During the first quarter of the 20th Century, monarchies that had stood for centuries crumbled in the face of popular revolutions, and China was no different. However out of the chaos of Chinese Civil War and Second Sino-Japanese War, Mao Zedong rose to power in 1949.

Thanks to Mao’s Great Leap Forward, which used unproven farming techniques, China experienced a 25% drop in grain production between 1959 and 1961. As a result the Great Chinese Famine caused an estimated 30 million to starve to death or suffer from chronic malnourishment.

Worse still was the Cultural Revolution, a social reform movement implemented in 1966 as a means of purging China of lingering capitalist or imperialist sympathies. Mao actively endorsed the Red Guard, who persecuted millions. Spies and revisionists were executed, their children taken away and given to “better” families. Torture, rape and suicide were regular occurrences. The true figure of those who died during this time may never be known, however conservative estimates have put the victim count at two million.

Ruling an empire stretching from the Yellow Sea to the Caspian, Genghis Khan is can be considered one of the very few men in history who truly changed the world. However whereas others have done so through science or art, the Khan did so through sheer violence.

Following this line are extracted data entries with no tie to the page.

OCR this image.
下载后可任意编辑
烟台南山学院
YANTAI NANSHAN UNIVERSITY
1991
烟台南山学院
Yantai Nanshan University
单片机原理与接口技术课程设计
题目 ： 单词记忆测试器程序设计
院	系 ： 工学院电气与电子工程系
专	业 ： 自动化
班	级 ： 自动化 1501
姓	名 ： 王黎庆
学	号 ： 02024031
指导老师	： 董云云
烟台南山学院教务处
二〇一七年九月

As a chief on the Mongolian steppes, Genghis, or Temujin as he was known, united all the competing tribes into one single Golden Horde. Temujin gained a reputation for offering two choices; Tribute or death. Cities who chose to resist had every living creature inside the walls put to the sword, and the earth was salted to prevent future settlement.

Figures from the 13th century can’t be entirely accurate. However current estimates suggest that due to Genghis Khan’s conquests and the resulting famines, more than 10% of the world’s population died, upwards of 40 million. Yet his descendants may have been worse. The Black Death, which killed a third of Europe’s population, is believed to have arrived on the continent via a Mongol Army.